Qualified immunity attaches when an official's conduct does not violate clearly established statutory or constitutional rights of which a reasonable person would have known.” See White v Pauly, 580 US (2017) (per curiam) (slip op., at 6) (alterations and internal quotation marks omitted). “Because the focus is on whether the officer had fair notice that her conduct was unlawful, reasonableness is judged against the backdrop of the law at the time of the conduct.” See Brosseau v Haugen, 543 US 194, 198 (2004).
Courts have repeatedly said that immunity protects “all but the plainly incompetent or those who knowingly violate the law.” See Mullenix v Luna, 577 US at (slip op., at 4–5).
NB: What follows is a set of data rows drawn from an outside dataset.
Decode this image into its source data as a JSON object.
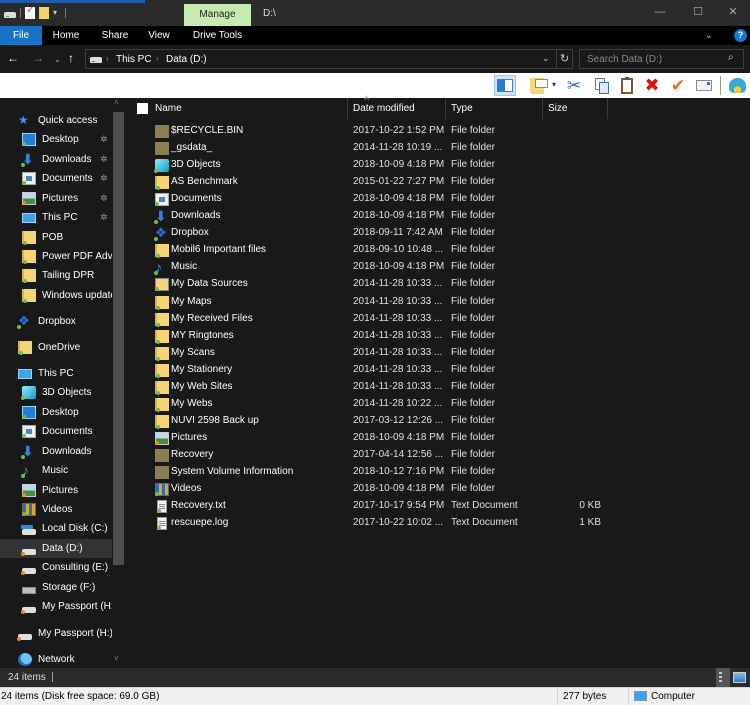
{
  "titlebar": {
    "context_tab": "Manage",
    "path": "D:\\",
    "minimize": "—",
    "maximize": "☐",
    "close": "✕"
  },
  "ribbon": {
    "tabs": [
      "File",
      "Home",
      "Share",
      "View",
      "Drive Tools"
    ],
    "expand_icon": "⌄",
    "help_icon": "?"
  },
  "address": {
    "back": "←",
    "forward": "→",
    "recent": "⌄",
    "up": "↑",
    "crumbs": [
      "This PC",
      "Data (D:)"
    ],
    "crumb_sep": "›",
    "dropdown": "⌄",
    "refresh": "↻",
    "search_placeholder": "Search Data (D:)",
    "search_icon": "⌕"
  },
  "toolbar": {
    "cut_glyph": "✂",
    "delete_glyph": "✖",
    "check_glyph": "✔",
    "dropdown_glyph": "▾"
  },
  "navpane": {
    "pin_glyph": "✲",
    "items": [
      {
        "label": "Quick access",
        "icon": "star",
        "indent": 0
      },
      {
        "label": "Desktop",
        "icon": "desktop",
        "indent": 1,
        "pinned": true
      },
      {
        "label": "Downloads",
        "icon": "downloads",
        "indent": 1,
        "pinned": true
      },
      {
        "label": "Documents",
        "icon": "documents",
        "indent": 1,
        "pinned": true
      },
      {
        "label": "Pictures",
        "icon": "pictures",
        "indent": 1,
        "pinned": true
      },
      {
        "label": "This PC",
        "icon": "pc",
        "indent": 1,
        "pinned": true
      },
      {
        "label": "POB",
        "icon": "folder",
        "indent": 1
      },
      {
        "label": "Power PDF Advanced",
        "icon": "folder",
        "indent": 1
      },
      {
        "label": "Tailing DPR",
        "icon": "folder",
        "indent": 1
      },
      {
        "label": "Windows update",
        "icon": "folder",
        "indent": 1
      },
      {
        "label": "Dropbox",
        "icon": "dropbox",
        "indent": 0
      },
      {
        "label": "OneDrive",
        "icon": "folder",
        "indent": 0
      },
      {
        "label": "This PC",
        "icon": "pc",
        "indent": 0
      },
      {
        "label": "3D Objects",
        "icon": "3d",
        "indent": 1
      },
      {
        "label": "Desktop",
        "icon": "desktop",
        "indent": 1
      },
      {
        "label": "Documents",
        "icon": "documents",
        "indent": 1
      },
      {
        "label": "Downloads",
        "icon": "downloads",
        "indent": 1
      },
      {
        "label": "Music",
        "icon": "music",
        "indent": 1
      },
      {
        "label": "Pictures",
        "icon": "pictures",
        "indent": 1
      },
      {
        "label": "Videos",
        "icon": "videos",
        "indent": 1
      },
      {
        "label": "Local Disk (C:)",
        "icon": "drive-sys",
        "indent": 1
      },
      {
        "label": "Data (D:)",
        "icon": "drive",
        "indent": 1,
        "selected": true
      },
      {
        "label": "Consulting (E:)",
        "icon": "drive",
        "indent": 1
      },
      {
        "label": "Storage (F:)",
        "icon": "drive-ext",
        "indent": 1
      },
      {
        "label": "My Passport (H:)",
        "icon": "drive",
        "indent": 1
      },
      {
        "label": "My Passport (H:)",
        "icon": "drive",
        "indent": 0
      },
      {
        "label": "Network",
        "icon": "network",
        "indent": 0
      }
    ]
  },
  "filelist": {
    "columns": {
      "name": "Name",
      "date": "Date modified",
      "type": "Type",
      "size": "Size"
    },
    "sort_glyph": "˄",
    "rows": [
      {
        "name": "$RECYCLE.BIN",
        "date": "2017-10-22 1:52 PM",
        "type": "File folder",
        "size": "",
        "icon": "sysfolder"
      },
      {
        "name": "_gsdata_",
        "date": "2014-11-28 10:19 ...",
        "type": "File folder",
        "size": "",
        "icon": "sysfolder"
      },
      {
        "name": "3D Objects",
        "date": "2018-10-09 4:18 PM",
        "type": "File folder",
        "size": "",
        "icon": "3d"
      },
      {
        "name": "AS Benchmark",
        "date": "2015-01-22 7:27 PM",
        "type": "File folder",
        "size": "",
        "icon": "folder"
      },
      {
        "name": "Documents",
        "date": "2018-10-09 4:18 PM",
        "type": "File folder",
        "size": "",
        "icon": "documents"
      },
      {
        "name": "Downloads",
        "date": "2018-10-09 4:18 PM",
        "type": "File folder",
        "size": "",
        "icon": "downloads"
      },
      {
        "name": "Dropbox",
        "date": "2018-09-11 7:42 AM",
        "type": "File folder",
        "size": "",
        "icon": "dropbox"
      },
      {
        "name": "Mobil6 Important files",
        "date": "2018-09-10 10:48 ...",
        "type": "File folder",
        "size": "",
        "icon": "folder"
      },
      {
        "name": "Music",
        "date": "2018-10-09 4:18 PM",
        "type": "File folder",
        "size": "",
        "icon": "music"
      },
      {
        "name": "My Data Sources",
        "date": "2014-11-28 10:33 ...",
        "type": "File folder",
        "size": "",
        "icon": "datasrc"
      },
      {
        "name": "My Maps",
        "date": "2014-11-28 10:33 ...",
        "type": "File folder",
        "size": "",
        "icon": "folder"
      },
      {
        "name": "My Received Files",
        "date": "2014-11-28 10:33 ...",
        "type": "File folder",
        "size": "",
        "icon": "folder"
      },
      {
        "name": "MY Ringtones",
        "date": "2014-11-28 10:33 ...",
        "type": "File folder",
        "size": "",
        "icon": "folder"
      },
      {
        "name": "My Scans",
        "date": "2014-11-28 10:33 ...",
        "type": "File folder",
        "size": "",
        "icon": "folder"
      },
      {
        "name": "My Stationery",
        "date": "2014-11-28 10:33 ...",
        "type": "File folder",
        "size": "",
        "icon": "folder"
      },
      {
        "name": "My Web Sites",
        "date": "2014-11-28 10:33 ...",
        "type": "File folder",
        "size": "",
        "icon": "folder"
      },
      {
        "name": "My Webs",
        "date": "2014-11-28 10:22 ...",
        "type": "File folder",
        "size": "",
        "icon": "folder"
      },
      {
        "name": "NUVI 2598 Back up",
        "date": "2017-03-12 12:26 ...",
        "type": "File folder",
        "size": "",
        "icon": "folder"
      },
      {
        "name": "Pictures",
        "date": "2018-10-09 4:18 PM",
        "type": "File folder",
        "size": "",
        "icon": "pictures"
      },
      {
        "name": "Recovery",
        "date": "2017-04-14 12:56 ...",
        "type": "File folder",
        "size": "",
        "icon": "sysfolder"
      },
      {
        "name": "System Volume Information",
        "date": "2018-10-12 7:16 PM",
        "type": "File folder",
        "size": "",
        "icon": "sysfolder"
      },
      {
        "name": "Videos",
        "date": "2018-10-09 4:18 PM",
        "type": "File folder",
        "size": "",
        "icon": "videos"
      },
      {
        "name": "Recovery.txt",
        "date": "2017-10-17 9:54 PM",
        "type": "Text Document",
        "size": "0 KB",
        "icon": "txt"
      },
      {
        "name": "rescuepe.log",
        "date": "2017-10-22 10:02 ...",
        "type": "Text Document",
        "size": "1 KB",
        "icon": "txt"
      }
    ]
  },
  "statusbar": {
    "item_count": "24 items"
  },
  "sysbar": {
    "summary": "24 items (Disk free space: 69.0 GB)",
    "size": "277 bytes",
    "location": "Computer"
  }
}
But see Hope v Pelzer, 536 US 730 holding that “[o]fficials can still be on notice that their conduct violates established law even in novel factual circumstances.” See Hope v Pelzer, 536 US 730, 741 (2002).
Courts have noted that the use of excessive force is an area of the law in which the result depends very much on the facts of each case, and thus police officers are entitled to qualified immunity unless existing precedent “squarely governs” the specific facts at issue.
Governmental actors are “shielded from liability for civil damages if their actions did not violate ‘clearly established statutory or constitutional rights of which a reasonable person would have known.'” “[T]he salient question . . . is whether the state of the law” at the time of an incident provided “fair warning” to the defendants “that their alleged [conduct] was unconstitutional.” See Hope v Pelzer, 536 U S 730, 739-741 (2002).